European Report Confirms World's Most Popular Pesticide Hurts Bees
Bees face risks from being exposed to pesticides, confirmed a report released by the European Food Safety Authority last Wednesday.
The report updated EFSA findings from 2013, which lead to the European Commission tightening restrictions on pesticides in order to lessen the risks associated with the bee population in Europe. The new evaluation is projected to lead to an extension of these restrictions, which include a prohibition of the chemical on bee-attracting crops.
“The availability of such a substantial amount of data as well as the guidance has enabled us to produce very detailed conclusions,” said Jose Tarazona, the Head of EFSA’s Pesticides Unit, in a released statement.
The report focused on risk factors associated with neonicotinoid, a type of pesticide introduced in the 1990s, according to the Pesticide Action Network. Now the world’s most popular pesticide, its uses vary from flea treatments for pets to lawn and garden maintenance and, finally, to agriculture.
Neonicotinoid in agriculture works by affecting the central nervous system, resulting in paralysis then death, according to Beyond Pesticides.
Generally, the report found that risk was present with the use of neonicotinoid across the board, although some elements constituted lower risks than others.
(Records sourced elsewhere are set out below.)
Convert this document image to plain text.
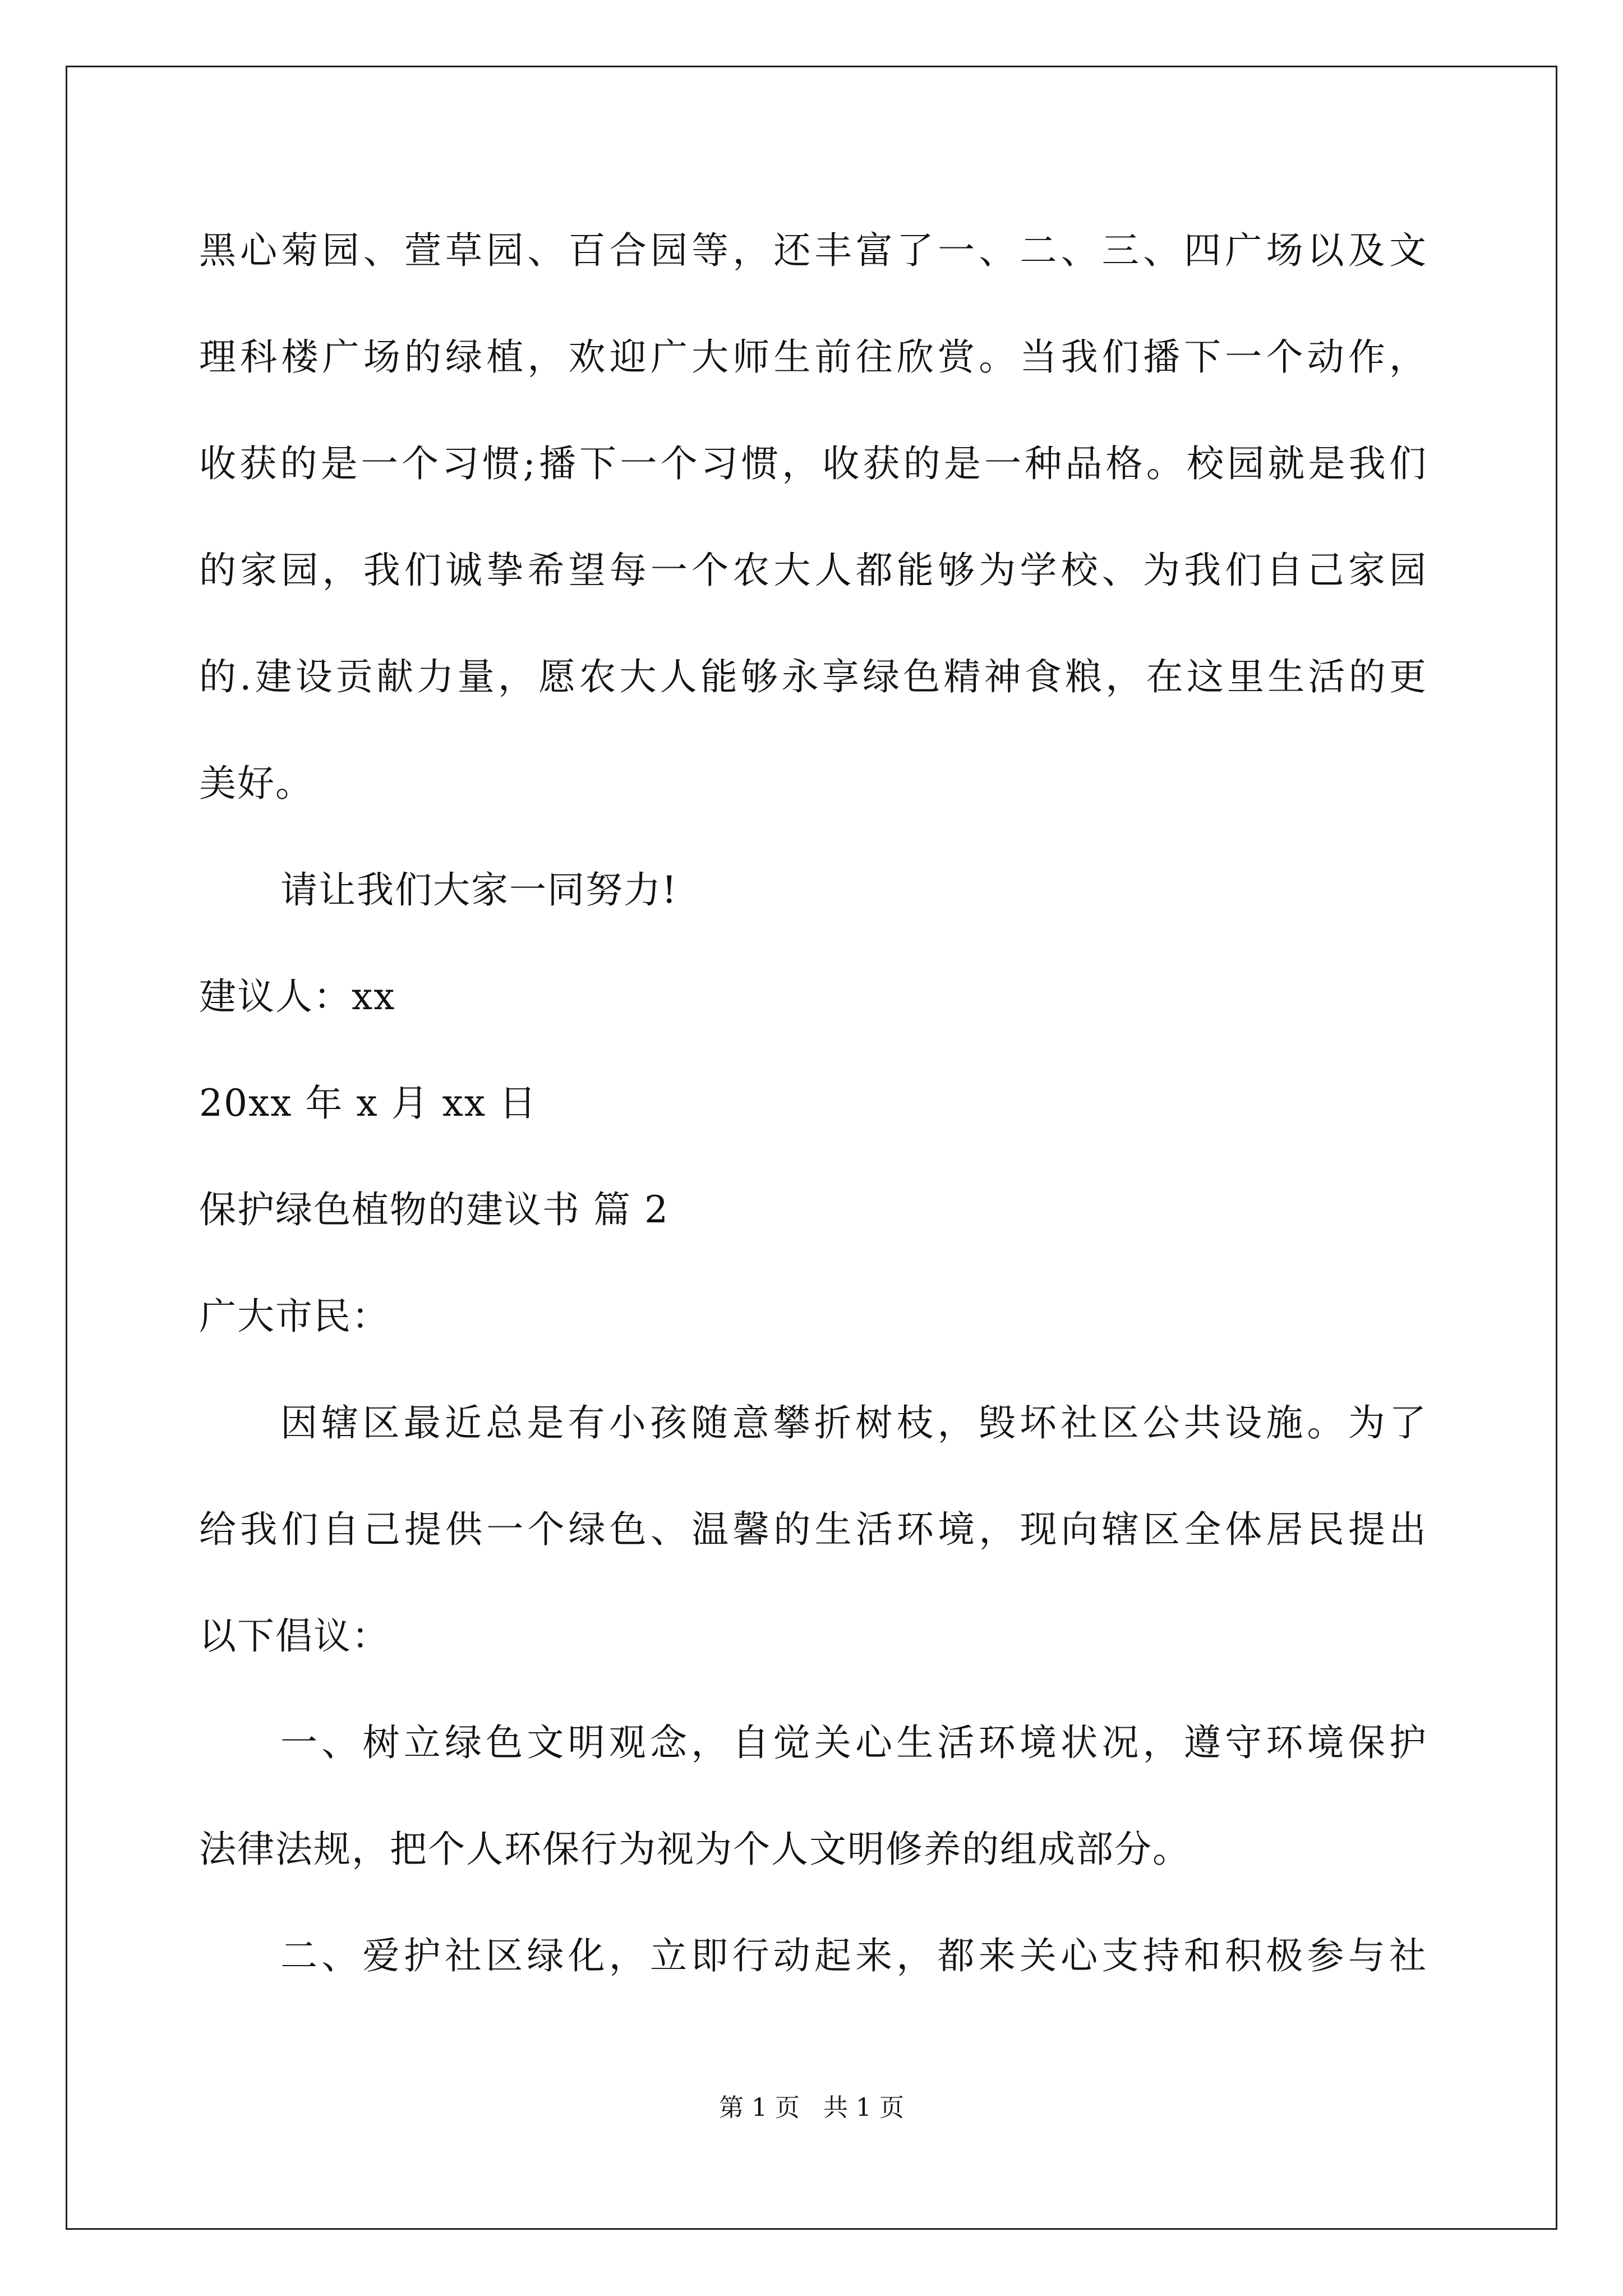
黑心菊园、萱草园、百合园等，还丰富了一、二、三、四广场以及文
理科楼广场的绿植，欢迎广大师生前往欣赏。当我们播下一个动作，
收获的是一个习惯;播下一个习惯，收获的是一种品格。校园就是我们
的家园，我们诚挚希望每一个农大人都能够为学校、为我们自己家园
的.建设贡献力量，愿农大人能够永享绿色精神食粮，在这里生活的更
美好。
请让我们大家一同努力!
建议人：xx
20xx 年 x 月 xx 日
保护绿色植物的建议书 篇 2
广大市民：
因辖区最近总是有小孩随意攀折树枝，毁坏社区公共设施。为了
给我们自己提供一个绿色、温馨的生活环境，现向辖区全体居民提出
以下倡议：
一、树立绿色文明观念，自觉关心生活环境状况，遵守环境保护
法律法规，把个人环保行为视为个人文明修养的组成部分。
二、爱护社区绿化，立即行动起来，都来关心支持和积极参与社
第 1 页   共 1 页
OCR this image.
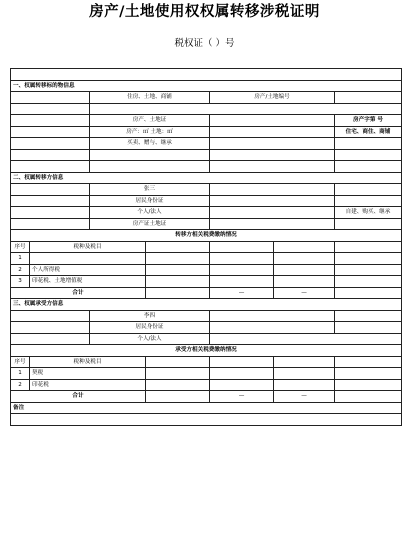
房产/土地使用权权属转移涉税证明
税权证（ ）号

一、权属转移标的物信息						
		住房、土地、商铺		房产/土地编号		

		房产、土地证				房产字第 号
		房产：㎡ 土地：㎡				住宅、商住、商铺
		买卖、赠与、继承				

二、权属转移方信息						
		张三				
		居民身份证				
		个人/法人				自建、购买、继承
		房产证土地证				
转移方相关税费缴纳情况						
序号	税种及税目					
1						
2	个人所得税					
3	印花税、土地增值税					
合计				—	—	
三、权属承受方信息						
		李四				
		居民身份证				
		个人/法人				
承受方相关税费缴纳情况						
序号	税种及税目					
1	契税					
2	印花税					
合计				—	—	
备注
The report’s varied results were contingent on the bee species, the intended use of the pesticide, and the route of exposure (residues in pollen and nectar, dust drift during the application process, and water consumption).
“There is variability in the conclusions, due to factors such as the bee species, the intended use of the pesticide and the route of exposure,” Tarazona said. “Some low risks have been identified, but overall the risk to the three types of bees we have assessed is confirmed.”
Bees are exposed to this risk usually when foraging for food, because of dust drift or crops containing the chemical’s residue. In some cases, soil can become contaminated, which in turn contaminates the pollen and nectar of the newly grown plants on that soil. The information regarding this phenomenon, however, is limited, according to the EFSA.
After an EU-commissioned assessment regarding the status of bees, the European Red List of Bees was published in 2015. This list identified bee species threatened with extinction at a regional level. All native and naturalized bee species in Europe were listed.
The causes of this threat include urban development, increase in fire frequency, climate change, and agricultural methods.
Insect pollination has an estimated economic value of €15 billion per year in the EU, according to the list. The causes of this threat include urban development, increase in fire frequency, climate change, and agricultural methods. Additionally, approximately seven percent of bee species have declining populations, while less than one percent are increasing.
Additionally, a report by the Pesticide Action Network in 2012 also found that honey bee populations have gradually declined in the U.S. since 1947, at an average rate of about one percent per year. However, steeper losses recorded over four consecutive winters have also averaged to about 29 to 36 percent.
Bee populations are increasingly afflicted by Colony Collapse Disorder, a phenomenon characterized by colonies found suddenly emptied of their adult populations, with no signs of dead bees, theft, or parasite invasions. Possible causes of this population collapse include nutritional stress, pathogens, and pesticide use.